The deadline for submitting a video is Dec. 2, 2011. Winners will be announced on Dec. 14, 2011. Students may submit a PSA for consideration by visiting the Attorney General's Prescription Drug Abuse Prevention Page at http://ag.ky.gov/rxabuse
Prescription Drug Diversion Efforts
In addition to his education and awareness efforts, Attorney General Conway launched Kentucky's first and only statewide Prescription Drug Abuse Prevention Task Force in August of 2009. The task force has been involved in more than 130 prescription drug diversion investigations, including Operation Flamingo Road, the state's largest prescription drug bust that resulted in the arrest of more than 500 people.
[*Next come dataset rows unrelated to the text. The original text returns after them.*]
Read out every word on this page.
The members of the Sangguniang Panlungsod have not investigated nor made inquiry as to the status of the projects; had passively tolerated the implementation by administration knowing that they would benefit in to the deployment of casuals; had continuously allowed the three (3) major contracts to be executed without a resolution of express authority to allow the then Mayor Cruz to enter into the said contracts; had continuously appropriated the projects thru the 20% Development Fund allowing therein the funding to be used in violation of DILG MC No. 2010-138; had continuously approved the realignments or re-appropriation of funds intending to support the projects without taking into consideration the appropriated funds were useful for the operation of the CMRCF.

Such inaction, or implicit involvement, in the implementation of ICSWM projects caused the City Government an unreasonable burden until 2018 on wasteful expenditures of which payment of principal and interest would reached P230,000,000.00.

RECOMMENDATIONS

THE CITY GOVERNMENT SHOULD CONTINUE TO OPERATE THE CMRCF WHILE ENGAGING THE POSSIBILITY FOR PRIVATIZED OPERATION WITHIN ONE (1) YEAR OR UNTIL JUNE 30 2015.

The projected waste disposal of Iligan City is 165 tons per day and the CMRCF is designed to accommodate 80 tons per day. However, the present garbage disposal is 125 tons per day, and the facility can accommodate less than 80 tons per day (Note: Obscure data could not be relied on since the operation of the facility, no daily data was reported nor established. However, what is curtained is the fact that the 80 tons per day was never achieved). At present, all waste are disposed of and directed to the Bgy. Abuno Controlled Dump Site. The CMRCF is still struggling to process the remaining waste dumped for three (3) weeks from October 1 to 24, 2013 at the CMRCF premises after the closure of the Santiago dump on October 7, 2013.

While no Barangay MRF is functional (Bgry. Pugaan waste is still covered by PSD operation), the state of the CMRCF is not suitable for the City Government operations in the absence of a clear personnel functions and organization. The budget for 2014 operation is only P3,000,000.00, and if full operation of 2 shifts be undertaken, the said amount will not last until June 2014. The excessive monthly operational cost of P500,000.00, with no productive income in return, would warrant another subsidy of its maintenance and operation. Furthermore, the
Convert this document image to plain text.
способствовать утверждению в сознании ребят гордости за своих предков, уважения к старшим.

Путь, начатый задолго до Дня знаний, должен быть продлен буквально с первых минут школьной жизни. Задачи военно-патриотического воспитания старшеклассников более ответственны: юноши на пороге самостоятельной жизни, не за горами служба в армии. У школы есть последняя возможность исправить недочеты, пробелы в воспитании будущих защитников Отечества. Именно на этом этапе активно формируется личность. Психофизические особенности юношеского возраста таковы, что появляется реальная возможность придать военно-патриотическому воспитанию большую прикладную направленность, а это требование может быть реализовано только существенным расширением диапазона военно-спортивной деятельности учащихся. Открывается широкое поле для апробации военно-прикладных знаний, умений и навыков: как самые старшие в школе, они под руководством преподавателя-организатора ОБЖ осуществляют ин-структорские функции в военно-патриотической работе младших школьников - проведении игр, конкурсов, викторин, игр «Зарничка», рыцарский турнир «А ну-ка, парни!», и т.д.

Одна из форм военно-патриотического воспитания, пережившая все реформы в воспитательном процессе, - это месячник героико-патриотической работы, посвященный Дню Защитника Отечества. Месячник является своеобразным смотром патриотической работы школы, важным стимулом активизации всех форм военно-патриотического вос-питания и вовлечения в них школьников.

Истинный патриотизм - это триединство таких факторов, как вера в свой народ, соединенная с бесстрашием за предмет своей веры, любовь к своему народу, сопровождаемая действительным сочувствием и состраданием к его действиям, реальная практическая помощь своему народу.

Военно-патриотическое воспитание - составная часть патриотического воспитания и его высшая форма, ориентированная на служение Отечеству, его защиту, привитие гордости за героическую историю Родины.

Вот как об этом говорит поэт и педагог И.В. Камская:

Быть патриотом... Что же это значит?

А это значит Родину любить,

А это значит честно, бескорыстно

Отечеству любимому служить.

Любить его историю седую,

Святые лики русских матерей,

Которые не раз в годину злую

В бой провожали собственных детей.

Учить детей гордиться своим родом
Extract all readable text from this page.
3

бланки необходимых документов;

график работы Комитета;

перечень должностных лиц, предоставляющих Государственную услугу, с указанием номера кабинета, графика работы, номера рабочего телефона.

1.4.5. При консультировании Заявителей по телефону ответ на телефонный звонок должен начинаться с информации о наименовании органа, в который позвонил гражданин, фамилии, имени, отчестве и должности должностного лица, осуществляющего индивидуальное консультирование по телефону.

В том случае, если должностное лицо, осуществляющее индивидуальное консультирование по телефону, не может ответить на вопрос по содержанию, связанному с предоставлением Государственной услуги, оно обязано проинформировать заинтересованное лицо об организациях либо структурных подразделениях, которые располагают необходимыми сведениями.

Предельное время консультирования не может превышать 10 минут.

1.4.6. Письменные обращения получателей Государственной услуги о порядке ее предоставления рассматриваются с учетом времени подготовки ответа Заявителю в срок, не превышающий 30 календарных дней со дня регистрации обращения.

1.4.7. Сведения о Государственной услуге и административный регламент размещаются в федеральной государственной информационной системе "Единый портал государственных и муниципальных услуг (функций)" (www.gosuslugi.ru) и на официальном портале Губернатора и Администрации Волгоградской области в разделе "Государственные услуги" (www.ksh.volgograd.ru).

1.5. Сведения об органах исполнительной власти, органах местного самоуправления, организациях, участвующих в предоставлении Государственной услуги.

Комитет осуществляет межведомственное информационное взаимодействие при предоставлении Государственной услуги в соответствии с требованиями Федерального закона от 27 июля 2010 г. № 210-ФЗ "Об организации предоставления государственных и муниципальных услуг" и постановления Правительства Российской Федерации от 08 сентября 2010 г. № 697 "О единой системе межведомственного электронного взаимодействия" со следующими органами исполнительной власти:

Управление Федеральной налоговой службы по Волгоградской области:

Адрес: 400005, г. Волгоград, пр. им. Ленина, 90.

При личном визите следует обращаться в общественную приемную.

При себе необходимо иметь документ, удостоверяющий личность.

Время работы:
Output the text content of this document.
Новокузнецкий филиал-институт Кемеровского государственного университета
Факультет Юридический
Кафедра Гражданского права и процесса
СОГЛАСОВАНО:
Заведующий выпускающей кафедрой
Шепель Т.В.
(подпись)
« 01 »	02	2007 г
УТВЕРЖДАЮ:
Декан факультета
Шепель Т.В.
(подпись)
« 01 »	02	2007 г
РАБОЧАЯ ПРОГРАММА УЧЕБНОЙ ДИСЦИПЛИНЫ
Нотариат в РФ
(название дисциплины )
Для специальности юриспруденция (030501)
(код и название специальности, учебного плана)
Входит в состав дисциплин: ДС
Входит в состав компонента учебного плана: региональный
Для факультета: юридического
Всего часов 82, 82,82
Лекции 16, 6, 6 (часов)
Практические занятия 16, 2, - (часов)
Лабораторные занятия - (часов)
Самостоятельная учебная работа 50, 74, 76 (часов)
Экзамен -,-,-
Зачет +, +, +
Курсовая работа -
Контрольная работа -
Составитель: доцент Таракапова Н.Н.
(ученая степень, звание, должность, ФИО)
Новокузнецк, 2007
Recently, Attorney General Conway joined with Gov. Steve Beshear and House Speaker Greg Stumbo to announce new initiatives to combat the epidemic of prescription drug abuse in Kentucky. The multi-pronged effort includes legislative action to better track prescription drugs and to stop the illegal diversion of pills, licensing and regulation of pain clinics in Kentucky and expanded use of the state's prescription drug monitoring system, KASPER.
In addition to the work being done here in the Commonwealth, Attorney General Conway reached across party lines to work closely with Florida's Attorney General Pam Bondi to ensure that her state implemented an electronic prescription drug monitoring system similar to Kentucky's KASPER system.
The Attorney General's office is also a member of the newly created Interstate Prescription Drug Task Force that is working with neighboring states, like Ohio, Tennessee and West Virginia, to shut down the prescription drug pipeline into Kentucky.